En 1184, le poète et explorateur andalou Jabair (Ibn Djubayr) décrit de la façon suivante la beauté de la ville d’Alep où il s’était rendu :

La cité est aussi vieille que l’éternité. Toujours jeune, elle n’a jamais cessé d’exister. Ces jours et ses nuits ont été longs ; elle a survécu à ceux qui l’ont gouvernée et habitée. Il y a ses maisons et ses résidences, mais où sont passés leurs résidents d’antan et les gens qui les fréquentaient ? Voici les palais et les salles de la Cour, mais où sont les princes [de la dynastie des] Hamdanides et leurs poètes ? Eux sont décédés mais la cité est encore là. Ville de merveilles ! Elle perdure. Ses rois tombèrent et disparaissent, mais sa destruction n’est pas d’actualité. Alep, que Dieu puisse la protéger, est une grande ville de renom (…) digne d’une vénération particulière.

Depuis 2011, la nation syrienne a été la cible d’une destruction systématique par l’Administration Obama et l’Empire britannique à travers ses serviteurs dans la région : l’Arabie saoudite, la Turquie et le Qatar qui ont financé, promu et protégé des groupes terroristes fondamentalistes. Ces derniers ont plongé la Syrie dans le chaos et la barbarie dans une tentative délibérée visant à détruire sa cohésion sociale et culturelle au profit de conflits ethniques et religieux sans fin.
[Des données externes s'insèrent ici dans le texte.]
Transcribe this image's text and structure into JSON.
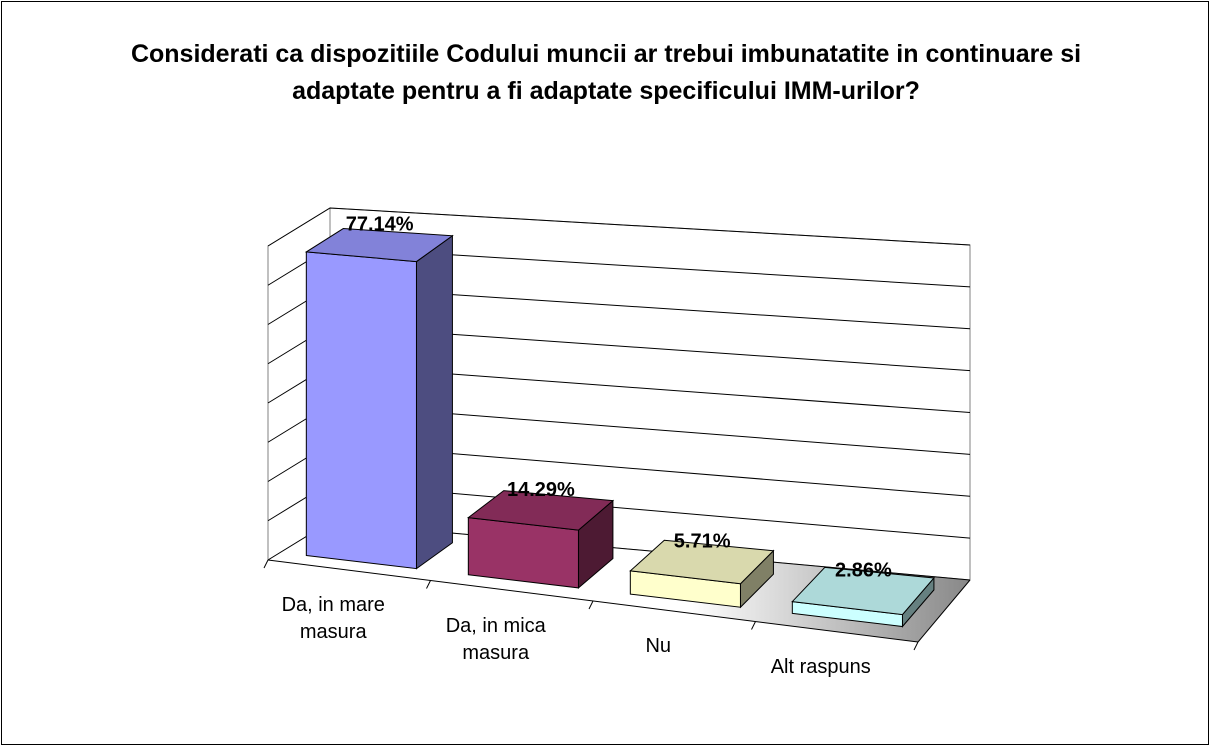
{
  "chart_data": {
    "type": "bar3d",
    "title": "Considerati ca dispozitiile Codului muncii ar trebui imbunatatite in continuare si adaptate pentru a fi adaptate specificului IMM-urilor?",
    "categories": [
      "Da, in mare masura",
      "Da, in mica masura",
      "Nu",
      "Alt raspuns"
    ],
    "values": [
      77.14,
      14.29,
      5.71,
      2.86
    ],
    "value_labels": [
      "77.14%",
      "14.29%",
      "5.71%",
      "2.86%"
    ],
    "colors": [
      "#9999ff",
      "#993366",
      "#ffffcc",
      "#ccffff"
    ],
    "ylim": [
      0,
      80
    ],
    "yticks": [
      0,
      10,
      20,
      30,
      40,
      50,
      60,
      70,
      80
    ],
    "grid": true
  }
}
Pour l’instant, la Syrie, son armée et ses institutions, ont su résister et se défendre, tout en payant un lourd tribut. Entre 200 000 et 400 000 morts et autant de blessés. Pour beaucoup d’entre eux, c’est par manque de soins médicaux, d’eau propre et de nourriture, résultat du conflit ou des sanctions économiques imposées par l’Occident.

La reconstruction de la Syrie sera essentielle pour résoudre la crise des réfugiés et des migrants qui touche toute la région. Le Haut commissariat des Nations unies pour les réfugiés (HCR) estimait le 2 juin qu’il y a 4,843 millions de réfugies syriens dans les pays voisins, c’est-à-dire la Turquie, la Jordanie, l’Irak et le Liban ainsi qu’en Égypte. Depuis décembre 2015, on estime le nombre de personnes déplacées au sein de la Syrie à 6,4 millions. Réfugiés dans leur propre pays, ils cherchent avant tout la sécurité en se réfugiant dans des zones sous contrôle gouvernemental. Cependant, pour l’instant, il leur est impossible de rentrer, car la plupart des maisons des villes et des villages sont complètement ou partiellement détruits. Les infrastructures de base (eau, énergie, transport, etc.) sont les cibles des attaques et dans la plupart des régions, les activités agricoles et industrielles sont à l’arrêt depuis 2012.

Alep, aussi bien avant qu’après l’époque du poète Jabair, a connu bien des moments de grandeur et de déclin. La cité a survécu à des attaques physiques et des troubles sociaux et a su renaître tel un phénix. Aujourd’hui, le peuple et le gouvernement ont su maintenir vivant cet esprit face à la pire crise de son histoire.

En novembre 2015, une délégation de l’Institut Schiller et le Comité syro-suédois pour la démocratie s’est rendu à Damas. Pour y apporter une aide humanitaire modeste mais surtout pour présenter aux instances dirigeantes du pays son « Projet Phénix », c’est-à-dire sa vision et ses propositions pour faire renaître le pays de ses cendres.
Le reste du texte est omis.